SEOUL, South Korea (AFP) — North Korea will carry out no more nuclear or intercontinental ballistic missile tests and will shut down its atomic test site, it said Saturday in a move immediately welcomed by US President Donald Trump.
Pyongyang’s declaration, long sought by Washington, will be seen as a crucial step in the fast diplomatic dance on and around the Korean peninsula.
It comes less than a week before North Korea’s leader Kim Jong Un meets South Korean President Moon Jae-in for a summit in the Demilitarised Zone that divides the peninsula, ahead of a much-anticipated encounter with Trump himself.
The North had developed its weapons in what he called a “great victory”, and so “no nuclear test and intermediate-range and inter-continental ballistic rocket test-fire are necessary for the DPRK now”.
“The mission of the northern nuclear test ground has thus come to an end,” he added at the gathering of the central committee of the Workers’ Party, according to the official KCNA news agency.
The party decided that nuclear blasts and ICBM launches will cease as of Saturday — the North has not carried any out since November — and the atomic test site at Punggye-ri will be dismantled to “transparently guarantee” the end of testing.
Within minutes of the report being issued, Trump tweeted: “This is very good news for North Korea and the World – big progress! Look forward to our Summit.”
Pyongyang has made rapid technological progress in its weapons programmes under Kim, which has seen it subjected to increasingly strict sanctions by the UN Security Council, the United States, the European Union, South Korea and others.
Last year it carried out its sixth nuclear blast, it’s most powerful to date, and tested missiles it said are capable of reaching the US mainland.
Kim and Trump traded threats of war and personal insults as tensions ramped up, and even when there was an extended pause in testing, US officials said that it could not be interpreted as a halt without an explicit statement from Pyongyang.
South Korean envoys have previously cited Kim as promising no more tests, but Saturday’s news is the first such announcement directly by Pyongyang.
“Certainly this is a positive development,” said Daniel Pinkston of Troy University. “It’s a necessary but not sufficient step in North Korea returning to its past non-proliferation commitments.”
The formal declaration of an end to testing comes after Kim stated in his New Year speech that the development of North Korea’s nuclear force had been completed.
In the same address, he said he had a nuclear button on his desk, prompting Trump to tweet that he had a bigger one of his own.
Events have moved rapidly since then, catalysed by the Winter Olympics in the South, and Seoul is now pushing for a peace treaty to formally end the Korean War, raising hopes that a settlement could finally be reached on the peninsula.

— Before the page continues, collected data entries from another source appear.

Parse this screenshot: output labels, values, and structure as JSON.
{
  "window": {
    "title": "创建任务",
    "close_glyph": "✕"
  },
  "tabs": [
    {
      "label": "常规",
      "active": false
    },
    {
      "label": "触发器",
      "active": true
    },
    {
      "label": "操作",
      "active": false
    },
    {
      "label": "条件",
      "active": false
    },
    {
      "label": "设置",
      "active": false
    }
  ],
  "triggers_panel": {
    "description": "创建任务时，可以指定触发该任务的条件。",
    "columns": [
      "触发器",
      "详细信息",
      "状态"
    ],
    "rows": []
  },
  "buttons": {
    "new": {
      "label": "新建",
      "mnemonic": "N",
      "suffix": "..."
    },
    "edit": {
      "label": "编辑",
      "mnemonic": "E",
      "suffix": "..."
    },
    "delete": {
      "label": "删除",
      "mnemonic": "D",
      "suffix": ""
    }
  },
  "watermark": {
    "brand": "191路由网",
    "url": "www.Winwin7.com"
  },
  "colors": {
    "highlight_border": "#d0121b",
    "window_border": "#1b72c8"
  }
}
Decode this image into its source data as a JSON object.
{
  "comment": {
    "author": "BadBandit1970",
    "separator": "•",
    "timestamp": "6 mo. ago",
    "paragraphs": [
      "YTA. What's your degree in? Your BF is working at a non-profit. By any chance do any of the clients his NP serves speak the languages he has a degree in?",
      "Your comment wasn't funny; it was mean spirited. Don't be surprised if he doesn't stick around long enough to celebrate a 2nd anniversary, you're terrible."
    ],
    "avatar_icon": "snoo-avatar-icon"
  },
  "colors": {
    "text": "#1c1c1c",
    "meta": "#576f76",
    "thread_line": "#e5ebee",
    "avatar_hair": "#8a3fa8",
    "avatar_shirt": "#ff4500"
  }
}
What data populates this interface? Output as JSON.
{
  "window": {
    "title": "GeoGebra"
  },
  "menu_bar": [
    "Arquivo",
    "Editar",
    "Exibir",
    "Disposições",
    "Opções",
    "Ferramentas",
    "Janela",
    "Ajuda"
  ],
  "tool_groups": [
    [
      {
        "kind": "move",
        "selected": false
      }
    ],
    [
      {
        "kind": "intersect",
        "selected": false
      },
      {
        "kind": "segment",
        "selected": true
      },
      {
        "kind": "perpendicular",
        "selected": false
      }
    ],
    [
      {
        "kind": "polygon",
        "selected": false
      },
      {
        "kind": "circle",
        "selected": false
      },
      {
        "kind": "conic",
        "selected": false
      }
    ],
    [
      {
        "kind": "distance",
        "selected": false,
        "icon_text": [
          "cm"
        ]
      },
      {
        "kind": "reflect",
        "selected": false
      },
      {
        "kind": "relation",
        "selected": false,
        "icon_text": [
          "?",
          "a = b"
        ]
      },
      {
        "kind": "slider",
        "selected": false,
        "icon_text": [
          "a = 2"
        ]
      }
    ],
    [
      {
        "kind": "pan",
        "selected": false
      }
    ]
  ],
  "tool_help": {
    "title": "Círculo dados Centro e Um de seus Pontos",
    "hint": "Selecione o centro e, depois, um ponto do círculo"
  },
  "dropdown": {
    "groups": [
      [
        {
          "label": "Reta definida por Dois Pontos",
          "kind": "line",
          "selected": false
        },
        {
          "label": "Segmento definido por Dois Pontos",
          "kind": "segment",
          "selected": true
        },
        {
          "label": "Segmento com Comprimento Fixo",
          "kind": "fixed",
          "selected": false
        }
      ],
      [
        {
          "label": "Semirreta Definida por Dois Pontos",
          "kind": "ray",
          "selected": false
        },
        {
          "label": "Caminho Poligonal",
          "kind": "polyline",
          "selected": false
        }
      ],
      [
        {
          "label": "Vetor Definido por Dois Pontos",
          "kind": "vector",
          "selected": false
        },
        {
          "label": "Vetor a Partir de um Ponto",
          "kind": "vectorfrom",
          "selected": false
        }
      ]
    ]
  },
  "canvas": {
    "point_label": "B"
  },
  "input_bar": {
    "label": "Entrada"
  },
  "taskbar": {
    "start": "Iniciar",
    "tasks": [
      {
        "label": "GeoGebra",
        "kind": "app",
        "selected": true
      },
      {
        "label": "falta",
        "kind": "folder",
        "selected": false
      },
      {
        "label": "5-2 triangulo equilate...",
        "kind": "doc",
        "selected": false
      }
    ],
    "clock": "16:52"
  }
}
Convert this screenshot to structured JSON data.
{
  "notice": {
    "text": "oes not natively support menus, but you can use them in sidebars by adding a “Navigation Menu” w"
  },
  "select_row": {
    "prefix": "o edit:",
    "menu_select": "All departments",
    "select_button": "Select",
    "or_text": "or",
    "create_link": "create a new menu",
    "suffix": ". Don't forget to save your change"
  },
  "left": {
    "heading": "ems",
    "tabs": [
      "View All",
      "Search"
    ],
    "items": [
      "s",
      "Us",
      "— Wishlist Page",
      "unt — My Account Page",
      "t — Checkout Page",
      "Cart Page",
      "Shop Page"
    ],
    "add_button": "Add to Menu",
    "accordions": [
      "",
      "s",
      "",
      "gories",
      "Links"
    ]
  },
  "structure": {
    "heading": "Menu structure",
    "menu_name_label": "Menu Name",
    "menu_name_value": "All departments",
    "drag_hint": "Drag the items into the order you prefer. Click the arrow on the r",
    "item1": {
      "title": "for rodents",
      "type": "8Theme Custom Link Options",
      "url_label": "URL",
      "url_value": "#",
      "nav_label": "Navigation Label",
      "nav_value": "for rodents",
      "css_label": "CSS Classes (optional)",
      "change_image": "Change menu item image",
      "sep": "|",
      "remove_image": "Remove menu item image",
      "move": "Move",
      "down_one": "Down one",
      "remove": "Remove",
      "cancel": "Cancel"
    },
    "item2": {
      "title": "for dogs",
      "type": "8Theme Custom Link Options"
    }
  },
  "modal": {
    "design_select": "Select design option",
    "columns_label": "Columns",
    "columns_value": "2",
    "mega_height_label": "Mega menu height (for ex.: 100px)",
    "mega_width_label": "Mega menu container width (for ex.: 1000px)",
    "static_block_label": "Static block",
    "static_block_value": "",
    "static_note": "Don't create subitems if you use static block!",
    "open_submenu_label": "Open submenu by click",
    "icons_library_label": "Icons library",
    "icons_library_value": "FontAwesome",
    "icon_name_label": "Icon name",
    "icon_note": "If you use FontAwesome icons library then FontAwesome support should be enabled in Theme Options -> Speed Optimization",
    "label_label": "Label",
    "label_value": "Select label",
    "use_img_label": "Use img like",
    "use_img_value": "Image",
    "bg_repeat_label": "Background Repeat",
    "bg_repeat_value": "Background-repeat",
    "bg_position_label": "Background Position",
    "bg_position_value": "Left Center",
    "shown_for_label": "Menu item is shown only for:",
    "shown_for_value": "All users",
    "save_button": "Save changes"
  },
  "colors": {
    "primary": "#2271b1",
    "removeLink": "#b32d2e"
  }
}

But there is a long way to go and Moon himself acknowledged this week that the “devil is in the details”.
The US is seeking the complete, verifiable and irreversible denuclearisation of the North, while according to Moon, Pyongyang wants security guarantees, leaving much room for negotiation. The North has long demanded the withdrawal of US troops from the peninsula and an end to its nuclear umbrella over South Korea, something unthinkable in Washington.
For its part, Pyongyang has been relatively reticent about the process, making its first official reference to contacts with the US only last week, when KCNA said Kim had discussed “the prospect of the DPRK-US dialogue”.
But the leader told the Workers’ Party meeting: “A fresh climate of detente and peace is being created on the Korean peninsula and the region and dramatic changes are being made in the international political landscape.”
For years, the impoverished North has pursued a “byungjin” policy of “simultaneous development” of both the military and the economy.
But Kim said that as it was now a powerful state, “the whole party and country” should concentrate on “socialist economic construction”, in what he called the party’s “new strategic line”.
Several factors have driven the Korean rapprochement, including the North feeling that it can now negotiate from a position of strength, concern about the belligerence of the Trump administration, and the looming impact of sanctions.
Professor Yang Moo-jin of the University of North Korean Studies told AFP: “This is in effect a declaration of abandoning the byungjin policy for the sake of economic development.”
“The North will now engage in negotiations with the US to obtain the normalisation of ties, guarantee against attempts to undermine its regime, and the lifting of sanctions which are essential for developing economy and improving people’s livelihoods,” Yang said.